Der künstlerische Gabentisch ist, eigentlich wie jeden Sommer, reich gedeckt. Die Ostrale ist, nachdem die Zukunft ob der sanierungsbedürftigen Ausstellungsräume im Messegelände ungewiss war, nun doch für ein weiteres Jahr zurück. Allerdings hat sie sich selbst reformiert: Die drittgrößte jährliche temporäre Kunstausstellung Deutschlands ist jetzt eine Biennale für zeitgenössische Kunst und wird nur noch alle zwei Jahre stattfinden. Programmatisch läuft die Ostrale in diesem Jahr auch unter dem Titel „re_form“.
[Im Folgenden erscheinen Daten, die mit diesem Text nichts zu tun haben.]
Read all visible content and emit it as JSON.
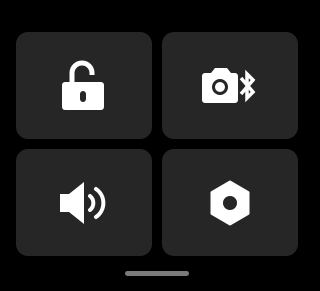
{
  "colors": {
    "background": "#000000",
    "tile": "#262626",
    "icon": "#ffffff",
    "home_indicator": "#7a7a7a"
  },
  "tiles": [
    {
      "icon": "unlock-icon"
    },
    {
      "icon": "camera-bluetooth-icon"
    },
    {
      "icon": "speaker-icon"
    },
    {
      "icon": "settings-hexagon-icon"
    }
  ]
}
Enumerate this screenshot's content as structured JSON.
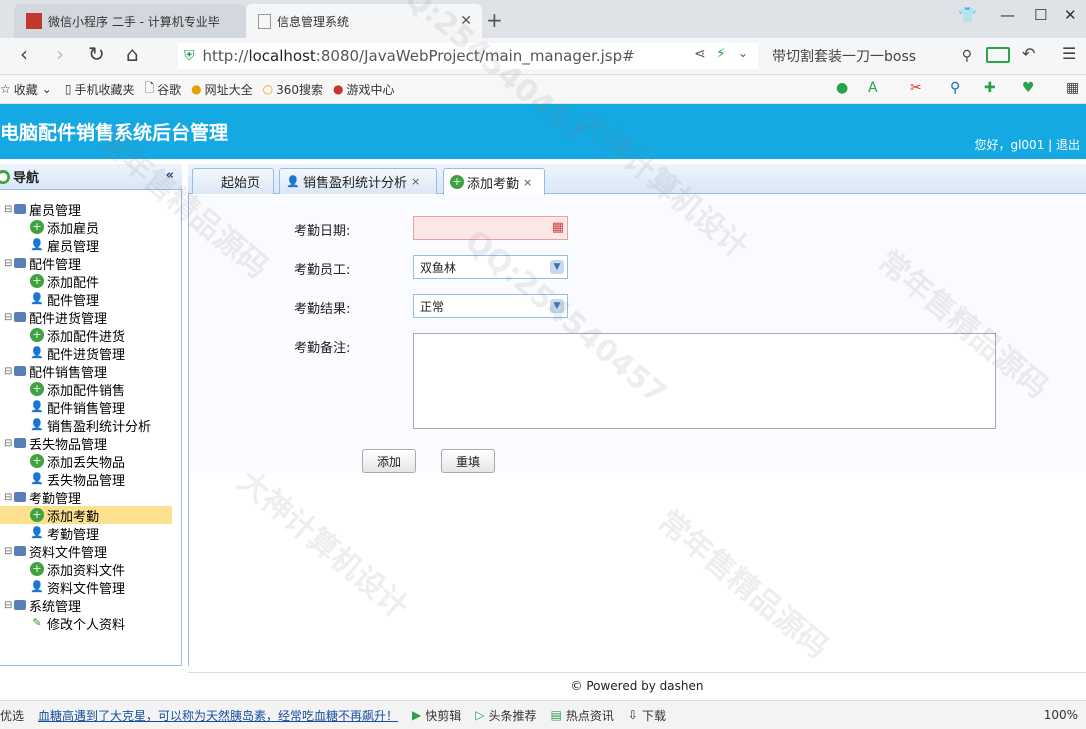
{
  "browser": {
    "tabs": [
      {
        "label": "微信小程序 二手 - 计算机专业毕"
      },
      {
        "label": "信息管理系统"
      }
    ],
    "url_prefix": "http://",
    "url_host": "localhost",
    "url_rest": ":8080/JavaWebProject/main_manager.jsp#",
    "search_text": "带切割套装一刀一boss",
    "bookmarks": [
      "收藏",
      "手机收藏夹",
      "谷歌",
      "网址大全",
      "360搜索",
      "游戏中心"
    ]
  },
  "app": {
    "title": "电脑配件销售系统后台管理",
    "user_greeting": "您好，gl001 | 退出"
  },
  "sidebar": {
    "title": "导航",
    "groups": [
      {
        "label": "雇员管理",
        "items": [
          "添加雇员",
          "雇员管理"
        ]
      },
      {
        "label": "配件管理",
        "items": [
          "添加配件",
          "配件管理"
        ]
      },
      {
        "label": "配件进货管理",
        "items": [
          "添加配件进货",
          "配件进货管理"
        ]
      },
      {
        "label": "配件销售管理",
        "items": [
          "添加配件销售",
          "配件销售管理",
          "销售盈利统计分析"
        ]
      },
      {
        "label": "丢失物品管理",
        "items": [
          "添加丢失物品",
          "丢失物品管理"
        ]
      },
      {
        "label": "考勤管理",
        "items": [
          "添加考勤",
          "考勤管理"
        ]
      },
      {
        "label": "资料文件管理",
        "items": [
          "添加资料文件",
          "资料文件管理"
        ]
      },
      {
        "label": "系统管理",
        "items": [
          "修改个人资料"
        ]
      }
    ]
  },
  "tabs": [
    {
      "label": "起始页"
    },
    {
      "label": "销售盈利统计分析"
    },
    {
      "label": "添加考勤"
    }
  ],
  "form": {
    "date_label": "考勤日期:",
    "date_value": "",
    "employee_label": "考勤员工:",
    "employee_value": "双鱼林",
    "result_label": "考勤结果:",
    "result_value": "正常",
    "notes_label": "考勤备注:",
    "notes_value": "",
    "add_button": "添加",
    "reset_button": "重填"
  },
  "footer": "© Powered by dashen",
  "statusbar": {
    "items": [
      "优选",
      "血糖高遇到了大克星，可以称为天然胰岛素，经常吃血糖不再飙升！",
      "快剪辑",
      "头条推荐",
      "热点资讯",
      "下载",
      "100%"
    ]
  },
  "watermark": [
    "QQ:254540457",
    "常年售精品源码",
    "大神计算机设计"
  ]
}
Der Geist, etwas verändern und auf den Kopf stellen zu wollen, beherrscht auch die neue Sonderausstellung „Geniale Dilletanten“ [sic!] im Albertinum. Waren hier zuletzt noch romantische Landschaftsbilder Italiens zu sehen, geht es jetzt deutlich lauter, fast schon krawallig zu. Die Ausstellung lädt weniger zum stillen betrachten ein, fordert stattdessen auf, hinzuhören und zu entdecken. „Geniale Dilletanten“ nähert sich der von der englischen Punk-Bewegung inspirierten Do-It-Yourself-Szene in Ost- und Westdeutschland der frühen 1980er Jahre. Im Vorraum zur Sonderschau scheppert es folglich aus den angebrachten Boxen. Wer die Ausstellungsräume betritt, sieht wenig Malerei, sondern Portraits einiger Schlüsselfiguren der Bewegung. Sie werden mit Fotografien, Musikvideos und Begleittexten vorgestellt. Zwei Dokumentationen beleuchten die Szenen in Ost- und Westdeutschland. Immer wieder dazwischengesprenkelt sind Gemälde von Künstlern, die mit der vornehmlich durch Musik getragenen Bewegung assoziiert waren.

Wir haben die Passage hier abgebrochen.